Other than that, there are a few Problems that remain, even if this system works.
Possible Problems
- Having more models than just the Agent costs more both in terms of money and time. This might disincentivise Enterprises from using such safety guards.
- Aligned with the judging Human does not mean good for everyone. The AI might be used to change the political Landscape through manipulation or to pursue other nefarious Goals. Even if the judging Human has good intentions, the social consequences of AI massively reducing the cost of labour in a short amount of time might not be desirable.
- If the system is not implemented correctly, it will not function properly.
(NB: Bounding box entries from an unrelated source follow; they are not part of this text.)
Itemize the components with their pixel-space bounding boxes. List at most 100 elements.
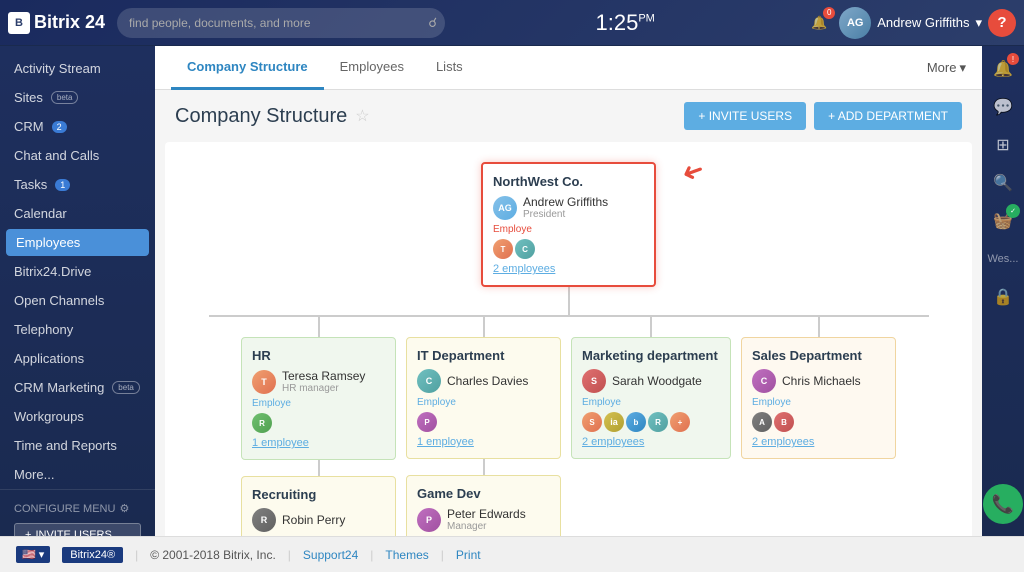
- sidebar-item-label: Tasks: [14, 177, 47, 192]
- avatar: ia: [604, 412, 624, 432]
- basket-badge: ✓: [1006, 204, 1020, 218]
- sites-badge: beta: [51, 91, 79, 104]
- avatar: P: [417, 412, 437, 432]
- sidebar-item-sites[interactable]: Sites beta: [0, 83, 155, 112]
- bottombar: 🇺🇸 ▾ Bitrix24® | © 2001-2018 Bitrix, Inc…: [0, 536, 1024, 572]
- lock-icon[interactable]: 🔒: [986, 280, 1020, 314]
- chat-panel-icon[interactable]: 💬: [986, 90, 1020, 124]
- org-node-hr[interactable]: HR T Teresa Ramsey HR manager Employe R: [241, 337, 396, 460]
- avatar: B: [774, 412, 794, 432]
- sidebar: Activity Stream Sites beta CRM 2 Chat an…: [0, 46, 155, 536]
- connector-v: [318, 317, 320, 337]
- search-panel-icon[interactable]: 🔍: [986, 166, 1020, 200]
- employee-label: Employe: [493, 224, 644, 235]
- avatar: S: [582, 412, 602, 432]
- notifications-icon[interactable]: 🔔 0: [805, 9, 833, 37]
- avatar: S: [582, 369, 606, 393]
- org-root-container: NorthWest Co. AG Andrew Griffiths Presid…: [185, 162, 952, 317]
- print-link[interactable]: Print: [456, 548, 481, 562]
- employee-label: Employe: [752, 397, 885, 408]
- sidebar-item-employees[interactable]: Employees: [6, 229, 149, 256]
- plus-icon: +: [25, 529, 31, 536]
- sidebar-item-activity[interactable]: Activity Stream: [0, 54, 155, 83]
- invite-users-label: INVITE USERS: [35, 529, 111, 536]
- favorite-icon[interactable]: ☆: [355, 106, 369, 126]
- sidebar-item-chat[interactable]: Chat and Calls: [0, 141, 155, 170]
- org-node-it[interactable]: IT Department C Charles Davies Employe P: [406, 337, 561, 459]
- tasks-badge: 1: [55, 179, 70, 191]
- org-node-sales[interactable]: Sales Department C Chris Michaels Employ…: [741, 337, 896, 459]
- employee-label: Employe: [582, 397, 720, 408]
- org-node-title: HR: [252, 348, 385, 363]
- avatar[interactable]: AG: [839, 7, 871, 39]
- user-status-icon[interactable]: Wes...: [986, 242, 1020, 276]
- employee-avatars: R: [252, 413, 385, 433]
- content-inner: Company Structure ☆ + INVITE USERS + ADD…: [155, 90, 982, 536]
- recruiting-person: R Robin Perry: [252, 508, 385, 532]
- app-logo[interactable]: B Bitrix 24: [8, 12, 105, 34]
- sidebar-item-label: Applications: [14, 351, 84, 366]
- gamedev-person: P Peter Edwards Manager: [417, 507, 550, 532]
- employees-count-link[interactable]: 2 employees: [752, 436, 885, 448]
- sidebar-item-more[interactable]: More...: [0, 460, 155, 489]
- org-node-root[interactable]: NorthWest Co. AG Andrew Griffiths Presid…: [481, 162, 656, 287]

The high risk of implementation failure presents a compelling argument against the development of AGI.
There may be additional issues with this system that I have not yet discovered, and I would greatly appreciate any feedback you may have regarding this approach. Can you find any loopholes that I have overlooked? Furthermore, as this is my first post on this platform, so please feel free to offer helpful suggestions or advice about the form of the post.
Assumptions
I don't consent to the assumption that the judge is aligned earlier, and that we can skip over the "earlier" phase to get to the later phase where a human does the assessment.
I also don't consent to the other assumptions you've made, but the assumption about the Judge alignment training seems pivotal.
Take your pick: Fallacy of ad nauseum, or Fallacy of circular reasoning.
or
So, your argument looks fundamentally flawed.
"Collusion for mutual self-preservation" & "partial observability"
I would argue you could find this easily by putting together a state table and walking the states and transitions.
No punishment/no reward for all parties is an outcome that might become desirable to pursue mutual self-preservation.
You can assume that this is solved, but without proof of solution, there isn't anything here that I can see to interact with but assumptions.
If you want further comment/feedback from me, then I'd ask you to show your work and the proof your assumptions are valid.
Conclusion
This all flows back to assuming the conclusion: that the Judge is aligned.
I haven't seen you offer any proof that you have a solution for the judge being aligned earlier, or a solution for aligning the judge that is certain to work.
If you could just apply your alignment training of the Judge to the Agent, in the first place, the rest of the framework seems unnecessary.
And if your argument is that you've explained this in reverse, that the human is the judge earlier and the AI is the judge later, and that the judge learns from the human... Again,
My read of your proposal and response is that you can't apply the training you theorize you're doing for the judge directly to the agent, and that means to me that you're abstracting the problem to hide the flaw in the proposal. Hence I conclude, "unnecessary complexity."